SACRAMENTO- The California Supreme Court on Monday upheld Gov. Arnold Schwarzenegger’s order to furlough state workers, dealing a major victory to part of the governor’s budgeting plans.

In its unanimous ruling, the court concluded that the state Legislature’s 2009 budget legislation “validated the governor’s furlough program.”

State employee unions have been challenging Schwarzenegger’s order since he implemented two-day-a-month furloughs for more than 200,000 state workers in February 2009. He later expanded it to three days a month, which has translated to a pay cut of roughly 14 percent for government employees.



Schwarzenegger said the move was intended to save money as California faced a severe budget crisis, but his order prompted the filings of more than two dozen lawsuits.

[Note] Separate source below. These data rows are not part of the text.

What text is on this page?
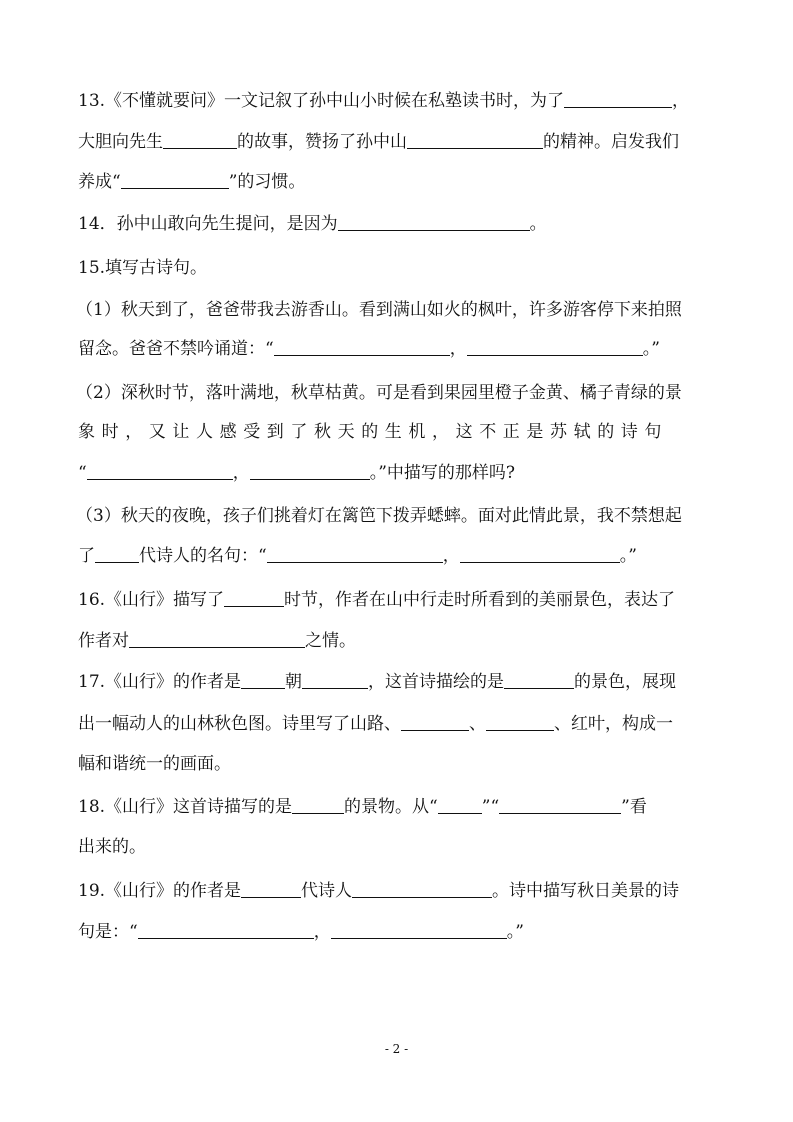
13.《不懂就要问》一文记叙了孙中山小时候在私塾读书时，为了	，
大胆向先生	的故事，赞扬了孙中山	的精神。启发我们
养成“	”的习惯。
14．孙中山敢向先生提问，是因为	。
15.填写古诗句。
（1）秋天到了，爸爸带我去游香山。看到满山如火的枫叶，许多游客停下来拍照
留念。爸爸不禁吟诵道：“	，	。”
（2）深秋时节，落叶满地，秋草枯黄。可是看到果园里橙子金黄、橘子青绿的景
象时，又让人感受到了秋天的生机，这不正是苏轼的诗句
“	，	。”中描写的那样吗?
（3）秋天的夜晚，孩子们挑着灯在篱笆下拨弄蟋蟀。面对此情此景，我不禁想起
了	代诗人的名句：“	，	。”
16.《山行》描写了	时节，作者在山中行走时所看到的美丽景色，表达了
作者对	之情。
17.《山行》的作者是	朝	，这首诗描绘的是	的景色，展现
出一幅动人的山林秋色图。诗里写了山路、	、	、红叶，构成一
幅和谐统一的画面。
18.《山行》这首诗描写的是	的景物。从“	”“	”看
出来的。
19.《山行》的作者是	代诗人	。诗中描写秋日美景的诗
句是：“	，	。”
- 2 -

During a hearing in San Francisco last month, the governor’s legal team said the administration was acting within its rights to deal with a budget crisis. Labor attorneys claim the order violates collective-bargaining law.




While the court deliberated, state workers continue to be furloughed.

An Alameda County Superior Court judge had issued a temporary restraining order preventing the governor from implementing furloughs, but the state Supreme Court allowed furloughs to resume while it deliberated.

After an initial round of furloughs ended in June, the governor brought back three-day-a-month furloughs in late July while the state deals with a $19 billion deficit.

The new order exempts departments that collect revenue, such as the Franchise Tax Board, and provide public safety protection, including the California Highway Patrol.

It also exempts about 37,000 workers in six unions that recently reached tentative labor agreements with the Schwarzenegger administration. Those unions agreed for their members to contribute more of their salaries toward their pension benefits and to take one day of unpaid personal leave a month, the equivalent of a nearly 5 percent pay cut.

The state’s high court consolidated the appeals of several unions, including the Service Employees International Union Local 1000, the California Attorneys, Administrative Law Judges and Hearing Officers in State Employment, as well as the Professional Engineers in California Government.